May I begin with a story? It is about a family brewery in Blandford, which is not in my constituency, but in the neighbouring one. The brewery was run by one of my closest friends, David Woodhouse. Tragically, he died prematurely of a heart attack recently, aged only 49. His brother, Anthony, now runs the business, which employs 1,500 people, and he plans to invest £5 million in a new brewery. When David was alive, he and I used to speak regularly about taxes, red tape, bureaucracy. His bugbear was the duty on beer. “Do they realise,” he used to say, “what politicians impose on our business every single year?” Our conclusion was that they—the politicians—did not realise, because so many have not operated in a business.

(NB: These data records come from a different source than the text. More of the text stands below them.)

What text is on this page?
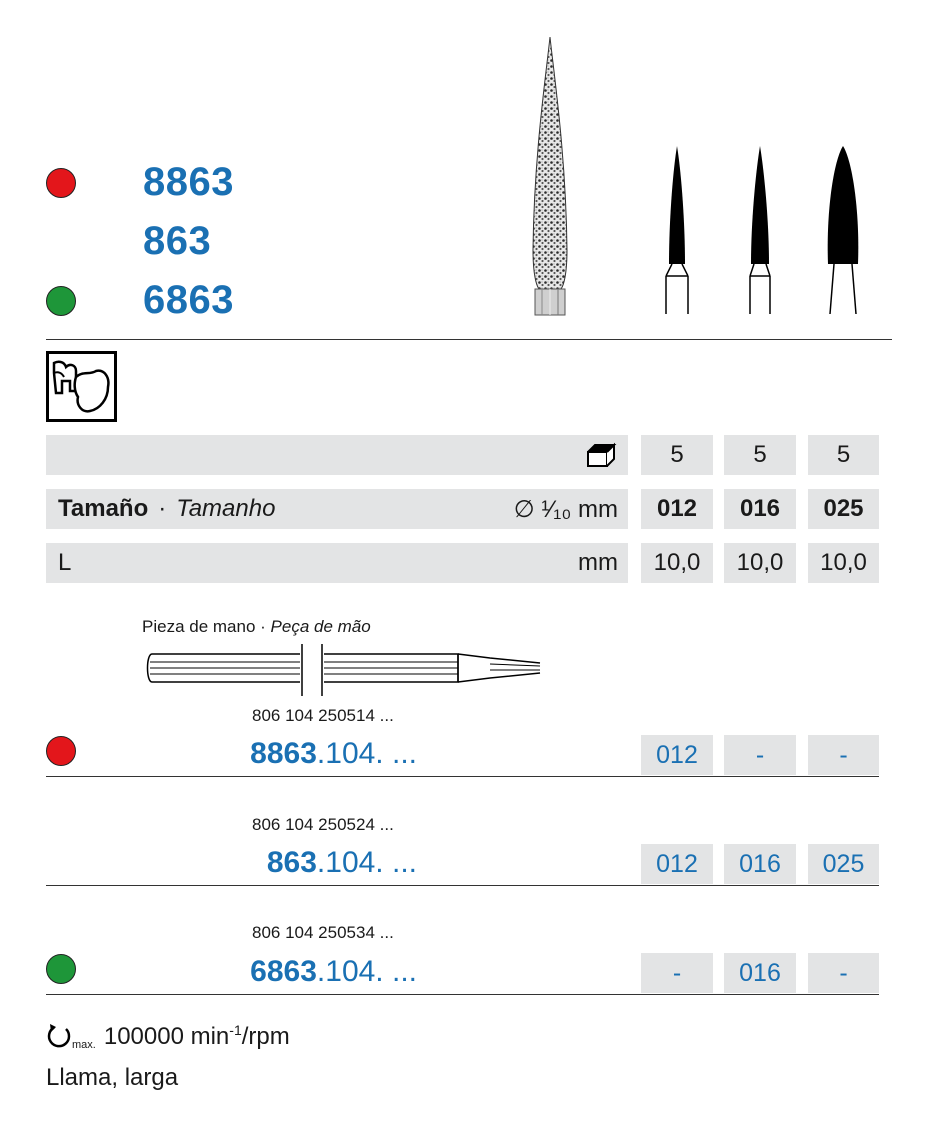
8863
863
6863
5	5	5
Tamaño · Tamanho	∅ ¹⁄₁₀ mm	012	016	025
L	mm	10,0	10,0	10,0
Pieza de mano · Peça de mão
806 104 250514 ...
8863.104. ...	012	-	-
806 104 250524 ...
863.104. ...	012	016	025
806 104 250534 ...
6863.104. ...	-	016	-
max. 100000 $\min^{-1}$/rpm
Llama, larga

Now it is Anthony’s turn and he is aghast that the beer duty, as we heard from my hon. Friend the Member for Burton (Andrew Griffiths), has risen by 10p for no reason other than the nature of the product he produces. Why do we go on punishing this industry, year in, year out? Is it to discourage drinking? If it is, there is no logic in punishing publicans who serve, in the main, law-abiding citizens in a safe environment. The lager louts get their beer from cheaper sources, not least the supermarkets.
On that subject, Mr Woodhouse makes an additional point. Pubs have to pay VAT on food, while supermarkets which sell prepared meals—often full of salt and preservatives—do not. This inequality is crippling the pub business. On the continent, VAT has been reduced on eating out—what an excellent idea and incentive.

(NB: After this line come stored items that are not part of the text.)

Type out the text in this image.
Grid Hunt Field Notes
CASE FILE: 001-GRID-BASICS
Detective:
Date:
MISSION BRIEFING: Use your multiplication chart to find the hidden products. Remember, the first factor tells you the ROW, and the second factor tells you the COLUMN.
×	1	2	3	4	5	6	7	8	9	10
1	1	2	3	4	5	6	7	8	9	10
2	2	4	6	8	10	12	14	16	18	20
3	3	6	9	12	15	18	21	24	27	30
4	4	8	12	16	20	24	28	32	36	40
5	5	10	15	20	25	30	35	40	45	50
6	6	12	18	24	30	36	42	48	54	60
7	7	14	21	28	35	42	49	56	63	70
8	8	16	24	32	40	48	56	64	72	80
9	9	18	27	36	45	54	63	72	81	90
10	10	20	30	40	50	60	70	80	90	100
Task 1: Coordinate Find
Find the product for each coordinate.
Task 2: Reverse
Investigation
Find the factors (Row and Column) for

The only other reason for this annual tax raid is to fill the Treasury’s coffers. And this from a Government who want to encourage the private sector. Let us stop targeting the brewers, remove the escalator and allow a vital UK business to survive. On the subject of removing burdens, surely the Budget was a wonderful opportunity for boldness. Conservative economic principles—I emphasise “Conservative”—are simple: low taxes, the minimum of red tape and bureaucracy, fair and balanced employment law, and freedom from unaccountable institutions like the EU.

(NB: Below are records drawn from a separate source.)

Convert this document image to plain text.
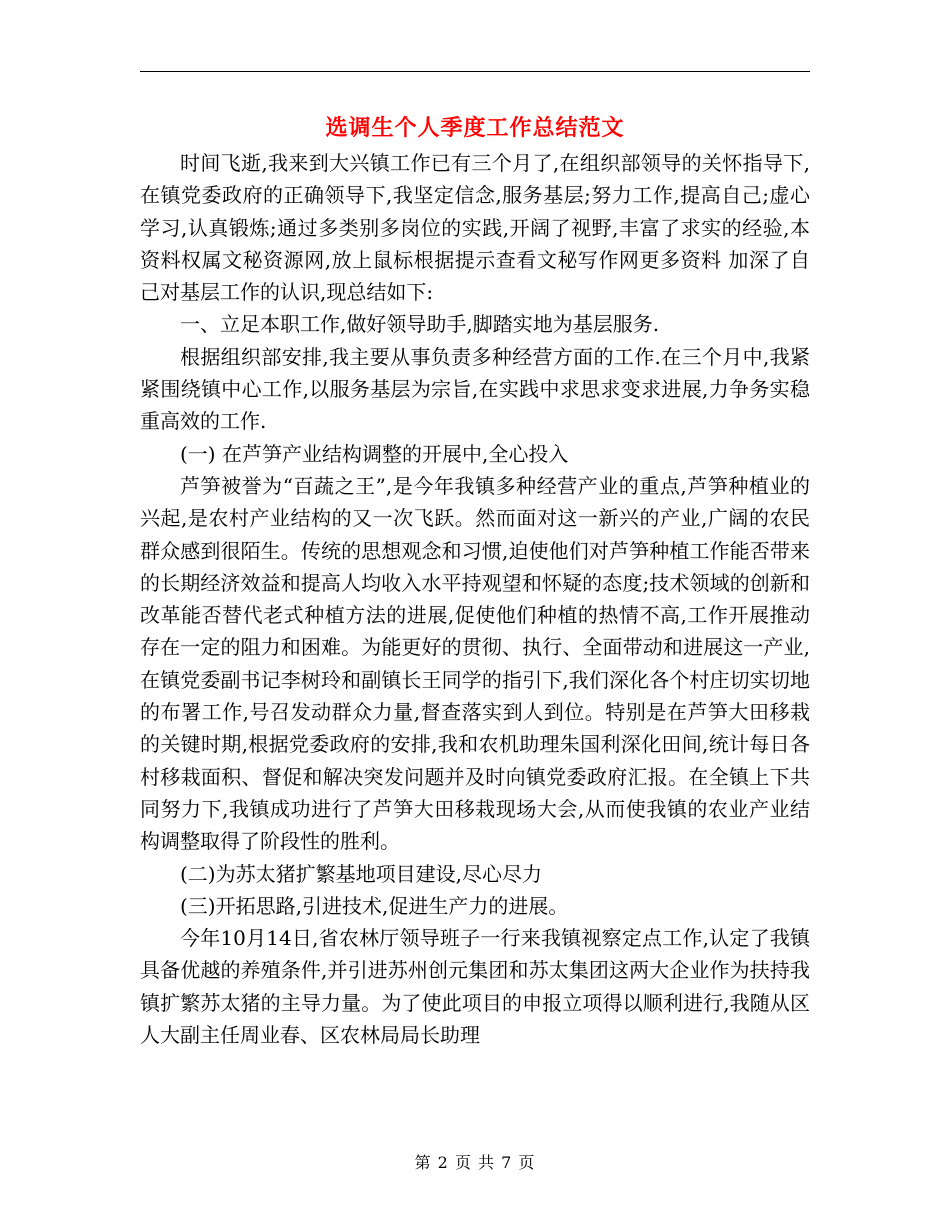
选调生个人季度工作总结范文

时间飞逝,我来到大兴镇工作已有三个月了,在组织部领导的关怀指导下,在镇党委政府的正确领导下,我坚定信念,服务基层;努力工作,提高自己;虚心学习,认真锻炼;通过多类别多岗位的实践,开阔了视野,丰富了求实的经验,本资料权属文秘资源网,放上鼠标根据提示查看文秘写作网更多资料 加深了自己对基层工作的认识,现总结如下:

一、立足本职工作,做好领导助手,脚踏实地为基层服务.

根据组织部安排,我主要从事负责多种经营方面的工作.在三个月中,我紧紧围绕镇中心工作,以服务基层为宗旨,在实践中求思求变求进展,力争务实稳重高效的工作.

(一) 在芦笋产业结构调整的开展中,全心投入

芦笋被誉为“百蔬之王”,是今年我镇多种经营产业的重点,芦笋种植业的兴起,是农村产业结构的又一次飞跃。然而面对这一新兴的产业,广阔的农民群众感到很陌生。传统的思想观念和习惯,迫使他们对芦笋种植工作能否带来的长期经济效益和提高人均收入水平持观望和怀疑的态度;技术领域的创新和改革能否替代老式种植方法的进展,促使他们种植的热情不高,工作开展推动存在一定的阻力和困难。为能更好的贯彻、执行、全面带动和进展这一产业,在镇党委副书记李树玲和副镇长王同学的指引下,我们深化各个村庄切实切地的布署工作,号召发动群众力量,督查落实到人到位。特别是在芦笋大田移栽的关键时期,根据党委政府的安排,我和农机助理朱国利深化田间,统计每日各村移栽面积、督促和解决突发问题并及时向镇党委政府汇报。在全镇上下共同努力下,我镇成功进行了芦笋大田移栽现场大会,从而使我镇的农业产业结构调整取得了阶段性的胜利。

(二)为苏太猪扩繁基地项目建设,尽心尽力

(三)开拓思路,引进技术,促进生产力的进展。

今年10月14日,省农林厅领导班子一行来我镇视察定点工作,认定了我镇具备优越的养殖条件,并引进苏州创元集团和苏太集团这两大企业作为扶持我镇扩繁苏太猪的主导力量。为了使此项目的申报立项得以顺利进行,我随从区人大副主任周业春、区农林局局长助理

第 2 页 共 7 页
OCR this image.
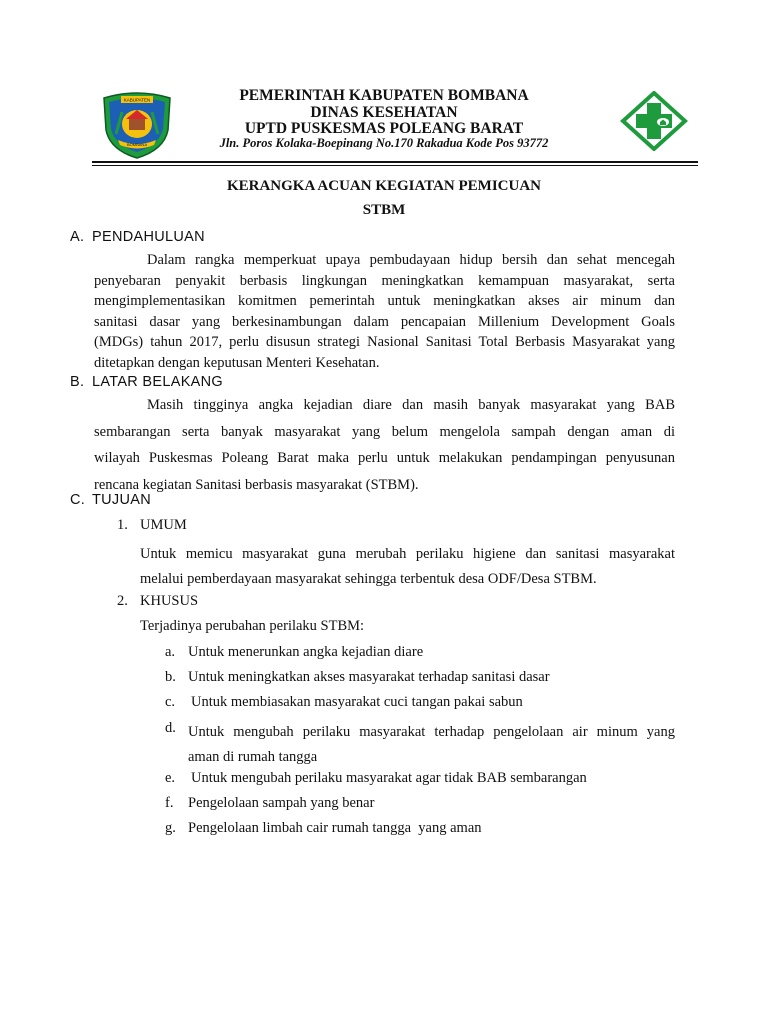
KABUPATEN
BOMBANA
PEMERINTAH KABUPATEN BOMBANA
DINAS KESEHATAN
UPTD PUSKESMAS POLEANG BARAT
Jln. Poros Kolaka-Boepinang No.170 Rakadua Kode Pos 93772
KERANGKA ACUAN KEGIATAN PEMICUAN
STBM
A. PENDAHULUAN
Dalam rangka memperkuat upaya pembudayaan hidup bersih dan sehat mencegah
penyebaran penyakit berbasis lingkungan meningkatkan kemampuan masyarakat, serta
mengimplementasikan komitmen pemerintah untuk meningkatkan akses air minum dan
sanitasi dasar yang berkesinambungan dalam pencapaian Millenium Development Goals
(MDGs) tahun 2017, perlu disusun strategi Nasional Sanitasi Total Berbasis Masyarakat yang
ditetapkan dengan keputusan Menteri Kesehatan.
B. LATAR BELAKANG
Masih tingginya angka kejadian diare dan masih banyak masyarakat yang BAB
sembarangan serta banyak masyarakat yang belum mengelola sampah dengan aman di
wilayah Puskesmas Poleang Barat maka perlu untuk melakukan pendampingan penyusunan
rencana kegiatan Sanitasi berbasis masyarakat (STBM).
C. TUJUAN
1. UMUM
Untuk memicu masyarakat guna merubah perilaku higiene dan sanitasi masyarakat
melalui pemberdayaan masyarakat sehingga terbentuk desa ODF/Desa STBM.
2. KHUSUS
Terjadinya perubahan perilaku STBM:
a. Untuk menerunkan angka kejadian diare
b. Untuk meningkatkan akses masyarakat terhadap sanitasi dasar
c. Untuk membiasakan masyarakat cuci tangan pakai sabun
d. Untuk mengubah perilaku masyarakat terhadap pengelolaan air minum yang
aman di rumah tangga
e. Untuk mengubah perilaku masyarakat agar tidak BAB sembarangan
f. Pengelolaan sampah yang benar
g. Pengelolaan limbah cair rumah tangga  yang aman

The EU is one of the main handicaps to business in this country and to growth and prosperity. We can talk until we are blue in the face about deregulating, removing taxes and all the rest of it, but unless we leave the EU and renegotiate a trade agreement, business will never truly be set free. The EU superstate will fail, as sure as eggs are eggs. The question is are we bold enough to lead the way to pastures new where our economy can thrive and our people prosper?
Let me dwell briefly on personal taxes. Why have we kept the 50p tax rate? I agree that we should all pay our fair share, but surely a ceiling of 40% is more than adequate. Taxes are not there to punish people who aspire, work hard and contribute enormously to their country. Regrettably, and all too often, it appears to many that taxes imposed by the Opposition were based on envy. Our coalition partners are no better. The Secretary of State for Business, Innovation and Skills suggested a mansion tax. That suggestion was spiteful, vindictive and regressive. Let us lower personal taxes. There is more than enough evidence to suggest that such a move increases the tax take.
Finally, let me touch on Saturday’s march. It proved to me and many others one point—how effective the Opposition had been in 13 years. Why? Because they effectively bought the electorate and created a bloated and unaffordable public sector. For those who are losing their jobs, I have every sympathy. We do not enjoy sitting on the Government Benches watching people lose their jobs, contrary to what many Opposition Members say. That is disingenuous of the Opposition. Now, as we have seen, tens of thousands of people are paying the price for Labour’s ideology. Wealth, which pays for the public sector, must come from the private sector. It is here that we must be bolder and far more far sighted.
The Government must free us from the EU yoke, lower and simplify business and personal taxes, review employment law and create a leaner public sector that we can afford. Let us finally take politics and politicians out of the economy and allow our business men and women get on with it. The Budget is a small beginning, but more boldness is needed in the years ahead.